Question

If we have a trigonometric ratio as \[\tan x = \dfrac{6}{8}\], how do you find \[\cos x\]?

Answer 1

Hint: Consider a right angled triangle with perpendicular length six units and base length eight units and then use Pythagoras theorem to evaluate the hypotenuse of the triangle.

Complete step-by-step solution:
Consider a right angled triangle \[ABC\] with right angle at \[\angle B\] and \[\angle C = x^\circ \].
It is known that the sum of all interior angles of a triangle is \[180^\circ \].
\[\angle A + \angle B + \angle C = 180^\circ \]
Substitute \[\angle B\] as \[90^\circ \] and \[\angle C\] as \[x\] degree to obtain the expression for \[\angle A\] as shown below.
\[ \Rightarrow \angle A + 90 + x = 180\]
\[ \Rightarrow \angle A = 90 - x\]
Therefore, the \[\angle A\] can be expressed as \[\left( {90 - x} \right)\] degree.
The right triangle \[ABC\] with right angle at \[\angle B\], \[\angle C = x\] and so \[\angle A = 90 - x\] is shown in the figure below.
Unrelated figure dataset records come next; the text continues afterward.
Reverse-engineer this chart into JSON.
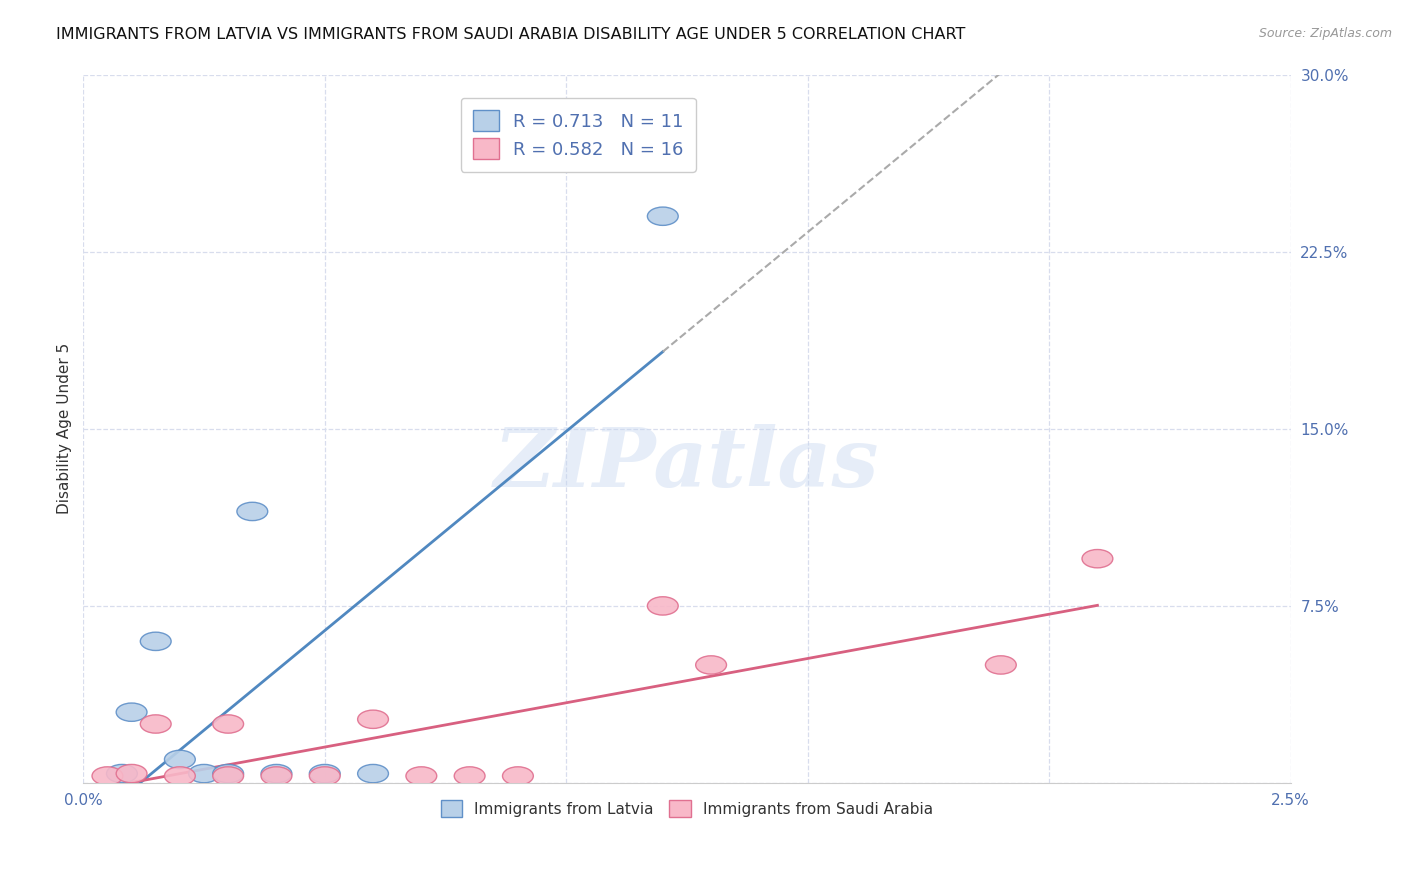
{
  "title": "IMMIGRANTS FROM LATVIA VS IMMIGRANTS FROM SAUDI ARABIA DISABILITY AGE UNDER 5 CORRELATION CHART",
  "source": "Source: ZipAtlas.com",
  "ylabel": "Disability Age Under 5",
  "xlim": [
    0.0,
    0.025
  ],
  "ylim": [
    0.0,
    0.3
  ],
  "xticks": [
    0.0,
    0.005,
    0.01,
    0.015,
    0.02,
    0.025
  ],
  "xticklabels": [
    "0.0%",
    "",
    "",
    "",
    "",
    "2.5%"
  ],
  "yticks_right": [
    0.0,
    0.075,
    0.15,
    0.225,
    0.3
  ],
  "ytick_right_labels": [
    "",
    "7.5%",
    "15.0%",
    "22.5%",
    "30.0%"
  ],
  "latvia_R": 0.713,
  "latvia_N": 11,
  "saudi_R": 0.582,
  "saudi_N": 16,
  "latvia_fill_color": "#b8d0e8",
  "saudi_fill_color": "#f8b8c8",
  "latvia_edge_color": "#6090c8",
  "saudi_edge_color": "#e07090",
  "latvia_line_color": "#5088c0",
  "saudi_line_color": "#d86080",
  "latvia_scatter_x": [
    0.0008,
    0.001,
    0.0015,
    0.002,
    0.0025,
    0.003,
    0.0035,
    0.004,
    0.005,
    0.006,
    0.012
  ],
  "latvia_scatter_y": [
    0.004,
    0.03,
    0.06,
    0.01,
    0.004,
    0.004,
    0.115,
    0.004,
    0.004,
    0.004,
    0.24
  ],
  "saudi_scatter_x": [
    0.0005,
    0.001,
    0.0015,
    0.002,
    0.003,
    0.003,
    0.004,
    0.005,
    0.006,
    0.007,
    0.008,
    0.009,
    0.012,
    0.013,
    0.019,
    0.021
  ],
  "saudi_scatter_y": [
    0.003,
    0.004,
    0.025,
    0.003,
    0.003,
    0.025,
    0.003,
    0.003,
    0.027,
    0.003,
    0.003,
    0.003,
    0.075,
    0.05,
    0.05,
    0.095
  ],
  "background_color": "#ffffff",
  "grid_color": "#d8dded",
  "watermark_text": "ZIPatlas",
  "title_fontsize": 11.5,
  "axis_tick_color": "#5070b0",
  "legend_text_color": "#5070b0"
}
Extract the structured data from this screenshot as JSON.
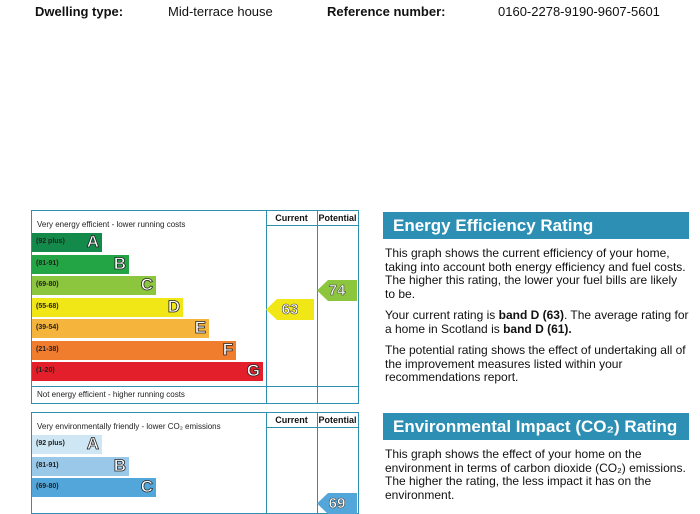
{
  "header": {
    "dwelling_type_label": "Dwelling type:",
    "dwelling_type_value": "Mid-terrace house",
    "reference_label": "Reference number:",
    "reference_value": "0160-2278-9190-9607-5601"
  },
  "energy_chart": {
    "top_text": "Very energy efficient - lower running costs",
    "bottom_text": "Not energy efficient - higher running costs",
    "col_current": "Current",
    "col_potential": "Potential",
    "bands": [
      {
        "range": "(92 plus)",
        "letter": "A",
        "color": "#138a4a"
      },
      {
        "range": "(81-91)",
        "letter": "B",
        "color": "#23a546"
      },
      {
        "range": "(69-80)",
        "letter": "C",
        "color": "#8cc63e"
      },
      {
        "range": "(55-68)",
        "letter": "D",
        "color": "#f2e716"
      },
      {
        "range": "(39-54)",
        "letter": "E",
        "color": "#f5b53c"
      },
      {
        "range": "(21-38)",
        "letter": "F",
        "color": "#ef7d2d"
      },
      {
        "range": "(1-20)",
        "letter": "G",
        "color": "#e21f2b"
      }
    ],
    "current": {
      "value": "63",
      "color": "#f2e716"
    },
    "potential": {
      "value": "74",
      "color": "#8cc63e"
    }
  },
  "env_chart": {
    "top_text": "Very environmentally friendly - lower CO₂ emissions",
    "col_current": "Current",
    "col_potential": "Potential",
    "bands": [
      {
        "range": "(92 plus)",
        "letter": "A",
        "color": "#cfe6f4"
      },
      {
        "range": "(81-91)",
        "letter": "B",
        "color": "#99c8e8"
      },
      {
        "range": "(69-80)",
        "letter": "C",
        "color": "#53a6da"
      }
    ],
    "potential_partial": "69"
  },
  "energy_panel": {
    "title": "Energy Efficiency Rating",
    "p1": "This graph shows the current efficiency of your home, taking into account both energy efficiency and fuel costs. The higher this rating, the lower your fuel bills are likely to be.",
    "p2_a": "Your current rating is ",
    "p2_b": "band D (63)",
    "p2_c": ". The average rating for a home in Scotland is ",
    "p2_d": "band D (61).",
    "p3": "The potential rating shows the effect of undertaking all of the improvement measures listed within your recommendations report."
  },
  "env_panel": {
    "title": "Environmental Impact (CO₂) Rating",
    "p1": "This graph shows the effect of your home on the environment in terms of carbon dioxide (CO₂) emissions. The higher the rating, the less impact it has on the environment."
  }
}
Now, use the definition of trigonometric ratio for \[\tan x\].
For an angle \[x\] as argument, side \[AB\] act as perpendicular (side in front of the argument angle), side \[BC\] act as base and side \[AC\] always be hypotenuse for this triangle.
The trigonometry ratio \[\tan x\] is defined as the ratio of perpendicular to the base with respect to angle \[x\].
\[\tan x = \dfrac{P}{B}\]
\[ \Rightarrow \tan x = \dfrac{{AB}}{{BC}}\]
As it is given in the question that \[\tan x = \dfrac{6}{8}\], it implies that the ratio of side \[AB\] to side \[BC\] is \[6:8\].
So, we can consider the length of side \[AB\] as \[6l\] and side \[BC\] as \[8l\].
Use Pythagoras theorem to evaluate the hypotenuse of the triangle as shown below.
\[A{B^2} + B{C^2} = A{C^2}\]
Substitute length of \[AB\] as \[6l\] and length of \[BC\] as \[8l\] to calculate the length of side \[AC\] as shown below.
\[ \Rightarrow {\left( {6l} \right)^2} + {\left( {8l} \right)^2} = A{C^2}\]
\[ \Rightarrow 36{l^2} + 64{l^2} = A{C^2}\]
\[ \Rightarrow 100{l^2} = A{C^2}\]
\[ \Rightarrow {\left( {10l} \right)^2} = A{C^2}\]
Thus, the length of the side \[AC\] is \[10l\].
Now, calculate the trigonometry ratio \[\cos x\] by the use of definition that it is the ratio of base to the hypotenuse with respect to angle \[x\].
\[\cos x = \dfrac{B}{H}\]
\[ \Rightarrow \cos x = \dfrac{{BC}}{{AC}}\]
Substitute the length of side \[BC\] and \[AC\] in the above equation and solve further as shown below.
\[ \Rightarrow \cos x = \dfrac{{8l}}{{10l}}\]
\[ \Rightarrow \cos x = \dfrac{8}{{10}}\]
\[ \Rightarrow \cos x = \dfrac{4}{5}\]
Thus, the value for \[\cos x\] is \[\dfrac{4}{5}\], if the value for \[\tan x\] is \[\dfrac{6}{8}\].

Note: The perpendicular side and base side in a right angled triangle is defined with respect to one of the acute angles from the given triangle but hypotenuse is the same for both acute angles (longest side of a triangle or side opposite to the right angle).